As Cindric and his Jeremy Bullins-led group has started to get into a rhythm, they’ve found themselves dealing with the same thing the rest of the competition is. The biggest on the agenda, of course, is Next Gen.
“It’s trying to figure out a new car and new situation and put that on top of new competitors and new team members,” Cindric says. “There’s a lot of newness for me. A lot of that is an opportunity to grow, but in some ways, it’s good to have a new environment. But otherwise, just adapt and react and try to make the most of it and on the bad days, learn and on the good days, be happy they were good.”
The good news for Cindric is that no part of the process has been too surprising.
“I don’t think so,” he says. “I think for me, mentality-wise I’m working with a very, very different group than I was last year, and that’s not for better or worse. It’s just different people that react and respond in different ways.”

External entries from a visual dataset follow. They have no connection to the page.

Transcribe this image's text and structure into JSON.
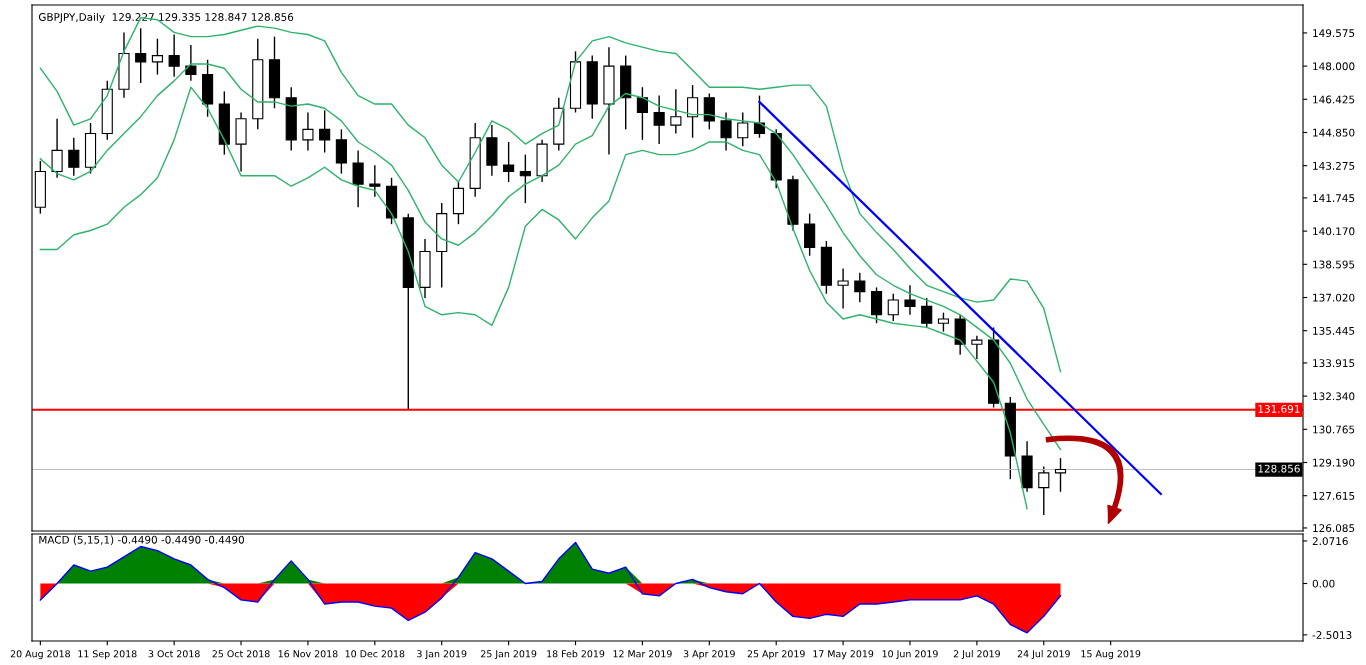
{
  "chart_data": [
    {
      "type": "candlestick",
      "title": "GBPJPY,Daily  129.227 129.335 128.847 128.856",
      "tick_labels": "y",
      "categories": [
        null,
        null,
        null,
        null,
        null,
        null,
        null,
        null,
        null,
        null,
        null,
        null,
        null,
        null,
        null,
        null,
        null,
        null,
        null,
        null,
        null,
        null,
        null,
        null,
        null,
        null,
        null,
        null,
        null,
        null,
        null,
        null,
        null,
        null,
        null,
        null,
        null,
        null,
        null,
        null,
        null,
        null,
        null,
        null,
        null,
        null,
        null,
        null,
        null,
        null,
        null,
        null,
        null,
        null,
        null,
        null,
        null,
        null,
        null,
        null,
        null,
        null,
        null,
        null,
        null,
        null,
        null,
        null,
        null,
        null,
        null,
        null,
        null,
        null,
        null,
        null
      ],
      "ohlc": [
        [
          141.3,
          143.5,
          141.0,
          143.0
        ],
        [
          143.0,
          145.5,
          142.7,
          144.0
        ],
        [
          144.0,
          144.6,
          142.8,
          143.2
        ],
        [
          143.2,
          145.3,
          142.9,
          144.8
        ],
        [
          144.8,
          147.3,
          144.5,
          146.9
        ],
        [
          146.9,
          149.6,
          146.5,
          148.6
        ],
        [
          148.6,
          149.8,
          147.2,
          148.2
        ],
        [
          148.2,
          149.3,
          147.6,
          148.5
        ],
        [
          148.5,
          149.5,
          147.5,
          148.0
        ],
        [
          148.0,
          149.0,
          147.3,
          147.6
        ],
        [
          147.6,
          148.3,
          145.6,
          146.2
        ],
        [
          146.2,
          146.8,
          143.8,
          144.3
        ],
        [
          144.3,
          145.8,
          143.0,
          145.5
        ],
        [
          145.5,
          149.3,
          145.0,
          148.3
        ],
        [
          148.3,
          149.4,
          146.0,
          146.5
        ],
        [
          146.5,
          147.0,
          144.0,
          144.5
        ],
        [
          144.5,
          145.8,
          144.0,
          145.0
        ],
        [
          145.0,
          145.9,
          143.9,
          144.5
        ],
        [
          144.5,
          145.0,
          142.9,
          143.4
        ],
        [
          143.4,
          144.0,
          141.3,
          142.4
        ],
        [
          142.4,
          143.3,
          141.8,
          142.3
        ],
        [
          142.3,
          142.7,
          140.5,
          140.8
        ],
        [
          140.8,
          141.0,
          131.691,
          137.5
        ],
        [
          137.5,
          139.8,
          137.0,
          139.2
        ],
        [
          139.2,
          141.5,
          137.5,
          141.0
        ],
        [
          141.0,
          142.5,
          140.5,
          142.2
        ],
        [
          142.2,
          145.3,
          141.8,
          144.6
        ],
        [
          144.6,
          145.2,
          142.8,
          143.3
        ],
        [
          143.3,
          144.4,
          142.5,
          143.0
        ],
        [
          143.0,
          143.8,
          141.5,
          142.8
        ],
        [
          142.8,
          144.5,
          142.5,
          144.3
        ],
        [
          144.3,
          146.5,
          144.0,
          146.0
        ],
        [
          146.0,
          148.7,
          145.8,
          148.2
        ],
        [
          148.2,
          148.5,
          145.5,
          146.2
        ],
        [
          146.2,
          148.9,
          143.8,
          148.0
        ],
        [
          148.0,
          148.5,
          145.0,
          146.5
        ],
        [
          146.5,
          147.0,
          144.5,
          145.8
        ],
        [
          145.8,
          146.6,
          144.3,
          145.2
        ],
        [
          145.2,
          146.9,
          144.8,
          145.6
        ],
        [
          145.6,
          147.1,
          144.6,
          146.5
        ],
        [
          146.5,
          146.7,
          145.0,
          145.4
        ],
        [
          145.4,
          145.8,
          144.0,
          144.6
        ],
        [
          144.6,
          145.8,
          144.2,
          145.3
        ],
        [
          145.3,
          146.6,
          144.6,
          144.8
        ],
        [
          144.8,
          145.0,
          142.2,
          142.6
        ],
        [
          142.6,
          142.8,
          140.2,
          140.5
        ],
        [
          140.5,
          141.0,
          139.0,
          139.4
        ],
        [
          139.4,
          139.7,
          137.2,
          137.6
        ],
        [
          137.6,
          138.4,
          136.5,
          137.8
        ],
        [
          137.8,
          138.2,
          136.8,
          137.3
        ],
        [
          137.3,
          137.5,
          135.8,
          136.2
        ],
        [
          136.2,
          137.2,
          135.9,
          136.9
        ],
        [
          136.9,
          137.6,
          136.2,
          136.6
        ],
        [
          136.6,
          137.0,
          135.6,
          135.8
        ],
        [
          135.8,
          136.3,
          135.4,
          136.0
        ],
        [
          136.0,
          136.2,
          134.3,
          134.8
        ],
        [
          134.8,
          135.2,
          134.1,
          135.0
        ],
        [
          135.0,
          135.6,
          131.8,
          132.0
        ],
        [
          132.0,
          132.3,
          128.4,
          129.5
        ],
        [
          129.5,
          130.2,
          127.8,
          128.0
        ],
        [
          128.0,
          129.0,
          126.7,
          128.7
        ],
        [
          128.7,
          129.4,
          127.8,
          128.856
        ],
        null,
        null,
        null,
        null,
        null,
        null,
        null,
        null,
        null,
        null,
        null,
        null,
        null,
        null
      ],
      "series": [
        {
          "type": "line",
          "color": "#2db36b",
          "values": [
            147.9,
            146.8,
            145.2,
            145.5,
            146.6,
            148.7,
            150.3,
            150.2,
            149.6,
            149.4,
            149.4,
            149.5,
            149.7,
            149.9,
            149.8,
            149.6,
            149.5,
            149.2,
            147.7,
            146.6,
            146.2,
            146.2,
            145.2,
            144.6,
            143.3,
            142.5,
            143.9,
            145.4,
            145.0,
            144.3,
            144.8,
            145.2,
            148.2,
            149.2,
            149.4,
            149.1,
            148.9,
            148.7,
            148.6,
            147.8,
            147.0,
            147.0,
            147.0,
            146.9,
            147.0,
            147.1,
            147.1,
            146.1,
            143.1,
            141.0,
            140.1,
            139.3,
            138.4,
            137.6,
            137.3,
            137.0,
            136.8,
            136.9,
            137.9,
            137.8,
            136.5,
            133.5,
            null,
            null,
            null,
            null,
            null,
            null,
            null,
            null,
            null,
            null,
            null,
            null,
            null,
            null
          ]
        },
        {
          "type": "line",
          "color": "#2db36b",
          "values": [
            143.6,
            142.9,
            142.6,
            143.0,
            144.0,
            144.8,
            145.6,
            146.6,
            147.3,
            148.1,
            148.1,
            147.9,
            146.9,
            146.3,
            146.3,
            146.1,
            146.2,
            146.0,
            145.4,
            144.4,
            143.9,
            143.3,
            142.1,
            140.6,
            139.8,
            139.5,
            140.1,
            140.9,
            141.8,
            142.4,
            142.8,
            143.3,
            144.3,
            144.7,
            146.1,
            146.7,
            146.5,
            146.1,
            145.9,
            145.7,
            145.7,
            145.5,
            145.4,
            145.3,
            144.8,
            143.8,
            142.6,
            141.4,
            140.1,
            139.0,
            138.1,
            137.6,
            137.2,
            136.9,
            136.6,
            136.2,
            135.6,
            135.0,
            133.9,
            132.2,
            131.0,
            129.8,
            null,
            null,
            null,
            null,
            null,
            null,
            null,
            null,
            null,
            null,
            null,
            null,
            null,
            null
          ]
        },
        {
          "type": "line",
          "color": "#2db36b",
          "values": [
            139.3,
            139.3,
            140.0,
            140.2,
            140.5,
            141.3,
            141.9,
            142.7,
            144.5,
            147.0,
            146.0,
            144.5,
            142.8,
            142.8,
            142.8,
            142.3,
            142.7,
            143.2,
            142.6,
            142.3,
            142.1,
            141.0,
            139.2,
            136.6,
            136.2,
            136.3,
            136.2,
            135.7,
            137.5,
            140.4,
            141.2,
            140.7,
            139.8,
            140.8,
            141.6,
            143.8,
            144.0,
            143.8,
            143.8,
            144.0,
            144.4,
            144.4,
            144.0,
            143.8,
            142.5,
            140.3,
            138.3,
            136.8,
            136.0,
            136.2,
            136.0,
            135.8,
            135.7,
            135.6,
            135.3,
            135.0,
            134.0,
            133.0,
            130.6,
            127.0,
            null,
            null,
            null,
            null,
            null,
            null,
            null,
            null,
            null,
            null,
            null,
            null,
            null,
            null,
            null,
            null
          ]
        },
        {
          "type": "line",
          "color": "#0000ff",
          "values": [
            null,
            null,
            null,
            null,
            null,
            null,
            null,
            null,
            null,
            null,
            null,
            null,
            null,
            null,
            null,
            null,
            null,
            null,
            null,
            null,
            null,
            null,
            null,
            null,
            null,
            null,
            null,
            null,
            null,
            null,
            null,
            null,
            null,
            null,
            null,
            null,
            null,
            null,
            null,
            null,
            null,
            null,
            null,
            146.3,
            null,
            null,
            null,
            null,
            null,
            null,
            null,
            null,
            null,
            null,
            null,
            null,
            null,
            null,
            null,
            null,
            null,
            null,
            null,
            null,
            null,
            null,
            null,
            127.7,
            null,
            null,
            null,
            null,
            null,
            null,
            null,
            null
          ]
        }
      ],
      "ylim": [
        125.94,
        150.9
      ],
      "yticks": [
        149.575,
        {
          "value": 148,
          "label": "148.000"
        },
        146.425,
        {
          "value": 144.85,
          "label": "144.850"
        },
        143.275,
        141.745,
        {
          "value": 140.17,
          "label": "140.170"
        },
        138.595,
        {
          "value": 137.02,
          "label": "137.020"
        },
        135.445,
        133.915,
        {
          "value": 132.34,
          "label": "132.340"
        },
        130.765,
        {
          "value": 129.19,
          "label": "129.190"
        },
        127.615,
        126.085
      ],
      "ref_lines": [
        {
          "axis": "y",
          "value": 131.691,
          "label": "131.691",
          "color": "#ff0000"
        },
        {
          "axis": "y",
          "value": 128.856,
          "label": "128.856",
          "color": "#c0c0c0"
        }
      ]
    },
    {
      "type": "area",
      "title": "MACD (5,15,1) -0.4490 -0.4490 -0.4490",
      "categories": [
        "20 Aug 2018",
        null,
        null,
        null,
        "11 Sep 2018",
        null,
        null,
        null,
        "3 Oct 2018",
        null,
        null,
        null,
        "25 Oct 2018",
        null,
        null,
        null,
        "16 Nov 2018",
        null,
        null,
        null,
        "10 Dec 2018",
        null,
        null,
        null,
        "3 Jan 2019",
        null,
        null,
        null,
        "25 Jan 2019",
        null,
        null,
        null,
        "18 Feb 2019",
        null,
        null,
        null,
        "12 Mar 2019",
        null,
        null,
        null,
        "3 Apr 2019",
        null,
        null,
        null,
        "25 Apr 2019",
        null,
        null,
        null,
        "17 May 2019",
        null,
        null,
        null,
        "10 Jun 2019",
        null,
        null,
        null,
        "2 Jul 2019",
        null,
        null,
        null,
        "24 Jul 2019",
        null,
        null,
        null,
        "15 Aug 2019",
        null,
        null,
        null,
        null,
        null,
        null,
        null,
        null,
        null,
        null,
        null
      ],
      "series": [
        {
          "type": "area",
          "color": "#008000",
          "values": [
            0,
            0,
            0.9,
            0.6,
            0.8,
            1.3,
            1.8,
            1.6,
            1.2,
            0.9,
            0.2,
            0,
            0,
            0,
            0.2,
            1.1,
            0.2,
            0,
            0,
            0,
            0,
            0,
            0,
            0,
            0,
            0.3,
            1.5,
            1.2,
            0.6,
            0,
            0.1,
            1.2,
            2.0,
            0.7,
            0.5,
            0.8,
            0,
            0,
            0,
            0.2,
            0,
            0,
            0,
            0,
            0,
            0,
            0,
            0,
            0,
            0,
            0,
            0,
            0,
            0,
            0,
            0,
            0,
            0,
            0,
            0,
            0,
            0,
            null,
            null,
            null,
            null,
            null,
            null,
            null,
            null,
            null,
            null,
            null,
            null,
            null,
            null
          ]
        },
        {
          "type": "area",
          "color": "#ff0000",
          "values": [
            -0.8,
            0,
            0,
            0,
            0,
            0,
            0,
            0,
            0,
            0,
            0,
            -0.2,
            -0.8,
            -0.9,
            0,
            0,
            0,
            -1.0,
            -0.9,
            -0.9,
            -1.1,
            -1.2,
            -1.8,
            -1.4,
            -0.7,
            0,
            0,
            0,
            0,
            0,
            0,
            0,
            0,
            0,
            0,
            0,
            -0.5,
            -0.6,
            0,
            0,
            -0.2,
            -0.4,
            -0.5,
            0,
            -0.9,
            -1.6,
            -1.7,
            -1.5,
            -1.6,
            -1.0,
            -1.0,
            -0.9,
            -0.8,
            -0.8,
            -0.8,
            -0.8,
            -0.6,
            -1.0,
            -2.0,
            -2.4,
            -1.6,
            -0.6,
            null,
            null,
            null,
            null,
            null,
            null,
            null,
            null,
            null,
            null,
            null,
            null,
            null,
            null
          ]
        },
        {
          "type": "line",
          "color": "#0000ff",
          "values": [
            -0.8,
            0,
            0.9,
            0.6,
            0.8,
            1.3,
            1.8,
            1.6,
            1.2,
            0.9,
            0.2,
            -0.2,
            -0.8,
            -0.9,
            0.2,
            1.1,
            0.2,
            -1.0,
            -0.9,
            -0.9,
            -1.1,
            -1.2,
            -1.8,
            -1.4,
            -0.7,
            0.3,
            1.5,
            1.2,
            0.6,
            0,
            0.1,
            1.2,
            2.0,
            0.7,
            0.5,
            0.8,
            -0.5,
            -0.6,
            0,
            0.2,
            -0.2,
            -0.4,
            -0.5,
            0,
            -0.9,
            -1.6,
            -1.7,
            -1.5,
            -1.6,
            -1.0,
            -1.0,
            -0.9,
            -0.8,
            -0.8,
            -0.8,
            -0.8,
            -0.6,
            -1.0,
            -2.0,
            -2.4,
            -1.6,
            -0.6,
            null,
            null,
            null,
            null,
            null,
            null,
            null,
            null,
            null,
            null,
            null,
            null,
            null,
            null
          ]
        }
      ],
      "ylim": [
        -2.8,
        2.41
      ],
      "yticks": [
        2.0716,
        {
          "value": 0,
          "label": "0.00"
        },
        -2.5013
      ]
    }
  ]
}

Cindric led the point standings through the first two races but has since fallen to 15th. Not that it matters in the big picture since Cindric knows he’ll be in the postseason, but in regards to performance, the reality is that while Cindric is comfortable with where the team is and what it has, there is still work to do.
“I think it’s a little early to tell as far as if we’re to overreact to anything,” he said. “But it’s a really tight-knit group on the 2 car, so I’m just trying to integrate myself into that and get ourselves a process going, which I think is important. We’re a couple of races in and there’s been some good and some bad, and we’ll learn from it.”